China has their own anti-intellectual streak. In 2010 the Nobel Peace Prize was awarded to Chinese writer Liu Xiaobo who was, and still is, imprisoned by the Chinese State for ‘inciting subversion.’ Nearly the entirety of his writings might be boiled down to the simple phrase, “think for yourself;” and he was imprisoned, and remains in prison, because that’s exactly what he told people to do.
Fascinating that an unwillingness, or inability, to think for oneself might be at the very heights of both the Chinese political system and the American political system… Perhaps we’re not so different after all?
Christopher says
I actually prefer SCOTUS Justices to consider each case on it’s own facts and merits rather than start with an ideology and back up from there.
petr says
… but not particularly a fit response to what I wrote. A justice who does so ‘consider each case on its own facts and merits’ (and, one hopes, the law) will not be so predictably at the whims of this or that prevailing wind. Stephen Breyer is probably the closest thing we have to just such a justice and he’s not ever been considered ‘swing’. I think Souter fit that mold also.
But the idea of a ‘swing justice’ — and the notion that one justice particularly and predictably fills that role — is predicated not upon the intellectual abilities of that single justice and/or his/her reading of the law, but upon the affinity that particular justice might have, for a variety of reasons, for other peoples thinking. Where he/she stands in comparison to others is the length and the breadth of the ‘swing’ not the judges particular legal acumen…
Peter Porcupine says
To me, the problem with trying to continually reimagine the text of the law is that you wind up contorting the text in such a way that it becomes like situational ethics – which often degrades into no ethics at all.
But like you, I am concerned with a school of thought that values current expediency over intelligent reason for while it might benefit you today today, it can easily be used against you tomorrow.,
petr says
I fear you missed the point, even as you demonstrate it…
While It is true that the actual word ‘privacy’ appears no where in the actual text of the actual constitution. The actual words “The right of the people to be secure in their persons, houses, papers, and effects, against unreasonable searches and seizures, ” might actually serve as an actual, and effective, definition of the word ‘privacy’. That’s not ‘situational ethics’, that’s just ‘clarity’.
The world, you see, continually re-imagines itself…. sometimes becoming more chaotic… at other times winding up more succinct.

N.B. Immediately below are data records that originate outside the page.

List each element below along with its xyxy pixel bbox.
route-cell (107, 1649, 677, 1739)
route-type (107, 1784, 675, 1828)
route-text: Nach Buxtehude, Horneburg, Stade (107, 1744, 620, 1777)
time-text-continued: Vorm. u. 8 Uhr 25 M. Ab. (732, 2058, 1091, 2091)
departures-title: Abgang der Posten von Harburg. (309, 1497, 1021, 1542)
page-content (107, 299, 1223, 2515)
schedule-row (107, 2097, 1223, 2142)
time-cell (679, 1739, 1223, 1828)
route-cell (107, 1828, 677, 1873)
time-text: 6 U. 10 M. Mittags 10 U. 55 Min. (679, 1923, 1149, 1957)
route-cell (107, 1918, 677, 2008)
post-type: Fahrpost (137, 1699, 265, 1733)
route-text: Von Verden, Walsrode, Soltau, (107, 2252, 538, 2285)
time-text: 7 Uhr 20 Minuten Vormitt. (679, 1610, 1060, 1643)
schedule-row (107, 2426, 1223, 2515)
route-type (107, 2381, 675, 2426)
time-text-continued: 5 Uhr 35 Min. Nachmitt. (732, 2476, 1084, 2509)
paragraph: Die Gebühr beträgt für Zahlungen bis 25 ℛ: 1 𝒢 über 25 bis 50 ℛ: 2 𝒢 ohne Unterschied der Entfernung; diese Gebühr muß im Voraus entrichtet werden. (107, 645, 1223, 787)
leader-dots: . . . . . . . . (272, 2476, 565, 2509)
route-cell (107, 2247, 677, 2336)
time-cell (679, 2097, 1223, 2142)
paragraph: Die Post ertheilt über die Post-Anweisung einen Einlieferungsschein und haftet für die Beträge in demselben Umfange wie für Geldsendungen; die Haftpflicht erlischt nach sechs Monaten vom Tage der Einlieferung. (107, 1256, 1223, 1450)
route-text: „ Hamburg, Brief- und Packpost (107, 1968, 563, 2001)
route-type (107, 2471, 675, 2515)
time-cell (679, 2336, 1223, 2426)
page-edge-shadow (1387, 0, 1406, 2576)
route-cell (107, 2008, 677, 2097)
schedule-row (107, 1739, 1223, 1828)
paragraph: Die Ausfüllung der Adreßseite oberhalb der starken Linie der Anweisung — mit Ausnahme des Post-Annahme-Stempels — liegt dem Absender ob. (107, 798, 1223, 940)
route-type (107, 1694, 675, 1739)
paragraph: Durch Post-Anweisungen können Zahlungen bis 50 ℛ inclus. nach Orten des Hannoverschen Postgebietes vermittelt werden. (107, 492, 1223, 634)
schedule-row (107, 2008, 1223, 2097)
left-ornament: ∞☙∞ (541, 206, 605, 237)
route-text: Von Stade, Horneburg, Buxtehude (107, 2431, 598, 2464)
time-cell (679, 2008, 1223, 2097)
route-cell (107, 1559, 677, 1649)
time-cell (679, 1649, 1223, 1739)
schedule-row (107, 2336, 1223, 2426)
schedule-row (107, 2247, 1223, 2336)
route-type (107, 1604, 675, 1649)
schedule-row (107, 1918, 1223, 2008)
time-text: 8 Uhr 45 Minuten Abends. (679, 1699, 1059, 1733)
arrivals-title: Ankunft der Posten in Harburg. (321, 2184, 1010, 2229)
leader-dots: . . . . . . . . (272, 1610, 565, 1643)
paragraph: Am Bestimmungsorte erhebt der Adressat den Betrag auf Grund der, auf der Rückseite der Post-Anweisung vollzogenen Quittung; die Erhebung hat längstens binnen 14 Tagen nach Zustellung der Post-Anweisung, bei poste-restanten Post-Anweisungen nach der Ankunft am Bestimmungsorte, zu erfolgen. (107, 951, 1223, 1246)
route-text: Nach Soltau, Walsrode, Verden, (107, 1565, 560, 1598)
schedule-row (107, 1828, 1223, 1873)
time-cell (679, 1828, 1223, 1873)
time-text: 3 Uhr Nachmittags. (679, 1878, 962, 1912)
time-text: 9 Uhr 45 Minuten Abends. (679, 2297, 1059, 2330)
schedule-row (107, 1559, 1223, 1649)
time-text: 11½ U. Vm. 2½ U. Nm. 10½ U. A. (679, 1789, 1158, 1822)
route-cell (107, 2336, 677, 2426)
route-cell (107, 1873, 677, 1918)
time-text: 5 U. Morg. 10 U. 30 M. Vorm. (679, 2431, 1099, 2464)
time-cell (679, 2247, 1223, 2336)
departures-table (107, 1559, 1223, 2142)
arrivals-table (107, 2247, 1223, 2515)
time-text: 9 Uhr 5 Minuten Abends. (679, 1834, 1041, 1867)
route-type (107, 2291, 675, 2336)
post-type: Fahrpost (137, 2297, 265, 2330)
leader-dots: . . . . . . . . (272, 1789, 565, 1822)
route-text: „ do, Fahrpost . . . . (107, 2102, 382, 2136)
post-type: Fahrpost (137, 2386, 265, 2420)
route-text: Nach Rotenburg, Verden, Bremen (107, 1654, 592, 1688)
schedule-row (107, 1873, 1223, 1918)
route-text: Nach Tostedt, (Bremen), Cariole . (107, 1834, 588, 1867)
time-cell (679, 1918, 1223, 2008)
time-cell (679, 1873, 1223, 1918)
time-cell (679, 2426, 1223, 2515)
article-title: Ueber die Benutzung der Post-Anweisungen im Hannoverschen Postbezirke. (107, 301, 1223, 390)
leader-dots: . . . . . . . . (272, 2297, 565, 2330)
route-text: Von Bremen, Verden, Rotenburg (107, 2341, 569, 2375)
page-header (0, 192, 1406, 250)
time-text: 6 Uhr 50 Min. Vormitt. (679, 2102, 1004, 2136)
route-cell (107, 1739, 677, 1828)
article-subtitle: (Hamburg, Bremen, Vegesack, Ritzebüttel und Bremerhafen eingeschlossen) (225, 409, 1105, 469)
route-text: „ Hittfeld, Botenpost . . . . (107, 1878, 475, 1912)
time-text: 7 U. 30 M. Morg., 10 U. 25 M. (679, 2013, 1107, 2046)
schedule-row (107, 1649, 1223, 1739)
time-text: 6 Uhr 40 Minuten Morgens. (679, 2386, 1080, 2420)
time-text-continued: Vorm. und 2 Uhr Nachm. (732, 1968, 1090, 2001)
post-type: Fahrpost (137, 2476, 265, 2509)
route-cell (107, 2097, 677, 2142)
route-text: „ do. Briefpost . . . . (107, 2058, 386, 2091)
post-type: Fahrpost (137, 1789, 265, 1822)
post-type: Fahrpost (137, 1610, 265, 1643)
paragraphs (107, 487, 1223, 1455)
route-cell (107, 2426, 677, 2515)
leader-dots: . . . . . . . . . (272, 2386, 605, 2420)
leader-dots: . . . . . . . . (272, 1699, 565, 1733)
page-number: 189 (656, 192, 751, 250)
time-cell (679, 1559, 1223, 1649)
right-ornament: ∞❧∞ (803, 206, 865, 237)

We’re just along for the ride.
I am no more concerned with ‘current expediency’ than I am with the politics on Neptune and I believe current intelligent reasoning as capable as that of the founders… if rare. I think Scalia valued originalism because he made much of the founders intellectualism and acumen and because more than just the founders ratified both the actual constitution and the subsequent amendments… but also, maybe, because he didn’t have the regard for his fellow intellectuals ability to think for themselves, and maybe even himself, that I might do. Or, put another way, might not Scalia have said, “we’re maybe not capable of amending the document, so let’s not even try.” That’s a perspective, maybe, what comes with proximity to Clarence Thomas.